En tus resoluciones de Año Nuevo, no hagas promesas que no puedes cumplir. Este año haz algunos pequeños cambios en tus hábitos alimenticios que pueden dar grandes resultados.

¿Te acuerdas de las resoluciones de Año Nuevo que hiciste el año pasado?

Déjame adivinar: Si eres como la mayoría de la gente, probablemente prometiste comer mejor, hacer más ejercicio y tal vez limpiarte los dientes con hilo dental más a menudo. Así que, mirando hacia atrás, ¿cómo te fue? ¿Cumpliste todo lo que te propusiste hacer? O bien, ¿empezaste el año fuerte y luego volviste a tus viejos patrones, de modo que estás haciendo las mismas resoluciones de nuevo este año? Esto puede sorprender, pero pienso que está bien, y aquí está el por qué. Si tomas la decisión cada enero de ponerte en forma, quiere decir que cuidar mejor de ti mismo es importante para ti. Si no fuera importante, no seguirías trabajando en ello. Y sólo porque te haces las mismas promesas a ti mismo cada año, no significa necesariamente que no lograste nada el año pasado.

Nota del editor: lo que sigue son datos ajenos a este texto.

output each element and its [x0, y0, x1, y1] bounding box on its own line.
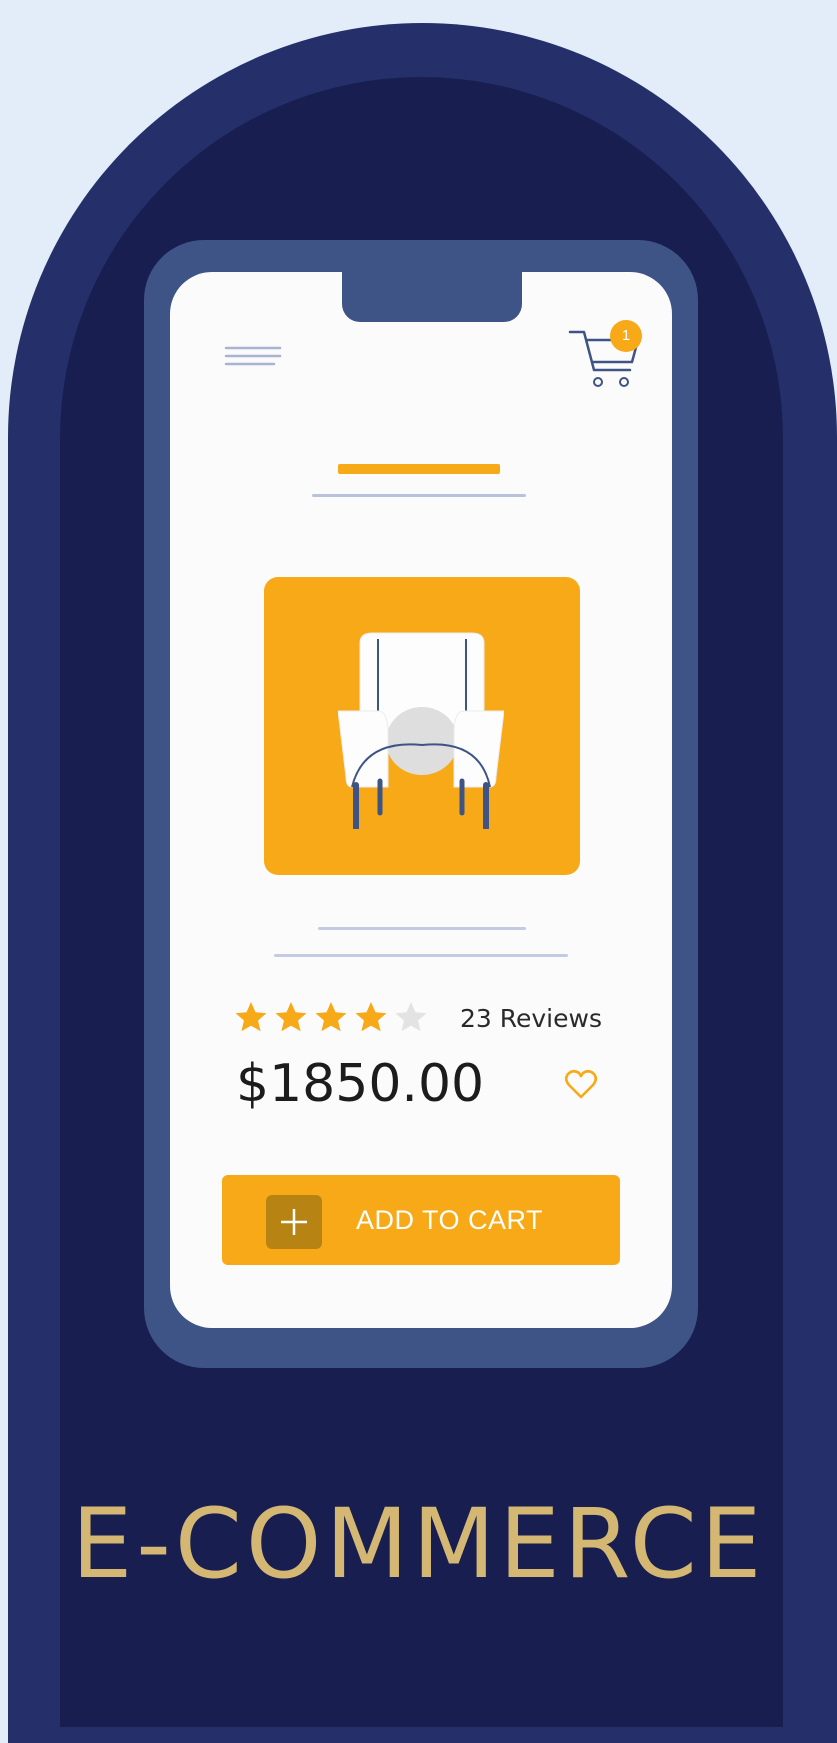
- star-filled-icon: [235, 1002, 267, 1032]
- reviews-count[interactable]: 23 Reviews: [460, 1004, 602, 1033]
- rating-stars: [234, 1000, 428, 1036]
- star-filled-icon: [315, 1002, 347, 1032]
- category-title: E-COMMERCE: [71, 1488, 766, 1600]
- product-subtitle-placeholder: [312, 494, 526, 497]
- heart-icon[interactable]: [564, 1068, 598, 1102]
- phone-notch: [342, 272, 522, 322]
- description-placeholder-line: [274, 954, 568, 957]
- description-placeholder-line: [318, 927, 526, 930]
- product-price: $1850.00: [236, 1054, 485, 1114]
- add-to-cart-button[interactable]: ADD TO CART: [222, 1175, 620, 1265]
- product-image[interactable]: [264, 577, 580, 875]
- product-title-placeholder: [338, 464, 500, 474]
- star-empty-icon: [395, 1002, 427, 1032]
- hamburger-menu-icon[interactable]: [222, 342, 284, 378]
- add-to-cart-label: ADD TO CART: [356, 1205, 544, 1235]
- star-filled-icon: [355, 1002, 387, 1032]
- armchair-icon: [338, 632, 504, 829]
- phone-screen: 1 23 Reviews $1850.00 ADD TO CART: [170, 272, 672, 1328]
- star-filled-icon: [275, 1002, 307, 1032]
- plus-icon: [266, 1195, 322, 1249]
- cart-count-badge: 1: [610, 320, 642, 352]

Cualquier mejoramiento es bueno

Tal vez no haces ejercicio tanto como planeaste o comiste tan cuidadosamente como te lo propusiste. Pero si todavía te está yendo mejor que el año pasado, quizá es porque lograste deshacerte de algunos malos hábitos. Y eso es genial porque los pequeños cambios en la forma de hacer las cosas todos los días pueden realmente sumarse. Y puedes seguir construyendo estos pequeños éxitos este Año Nuevo.

No haga demasiado a la vez

Es genial ser ambicioso, pero si tratas de hacer frente a demasiados cambios a la vez, podrías estar preparándote para la derrota. Hacer resoluciones es la parte fácil. Lograr mantenerlas es lo que es difícil, porque tienes que hacer las cosas de manera diferente. Se necesitas tiempo para deshacerte de un mal hábito, por lo que la repetición es tan importante. Pero es mucho más fácil repetir una tarea pequeña y relativamente fácil que una que parece positivamente hercúlea. Además, tienes que averiguar lo que se está poniendo en el camino de tu progreso, y averiguar cómo mover estos obstáculos fuera de tu camino.

Digamos que no usas hilo dental tan a menudo como deberías. ¿Qué se está poniendo en tu camino? ¿Y qué pasos puedes tomar para asegurarte de que lo harás regularmente? No es realmente un problema de tiempo, sólo toma un par de minutos, pero necesitas asegurarte de tener hilo dental en la casa. Necesita asegurarte de que puedas ver el hilo dental cada vez que te cepillas los dientes. Necesitas un espejo para que puedas ver lo que estás haciendo.

Tal vez decides que en lugar de lanzar el hilo dental detrás del gabinete de la medicina, donde se pierde en un revoltijo de artículos de tocador semi-utilizados, harás un pequeño «kit dental». Haz uno que incluya tu cepillo de dientes, tu pasta de dientes, tu hilo dental y quizá un pequeño espejo dental. Con todo convenientemente en un lugar, es más probable que cada vez que saques tu kit, no sólo te cepillarás los dientes, sino que también usarás hilo dental.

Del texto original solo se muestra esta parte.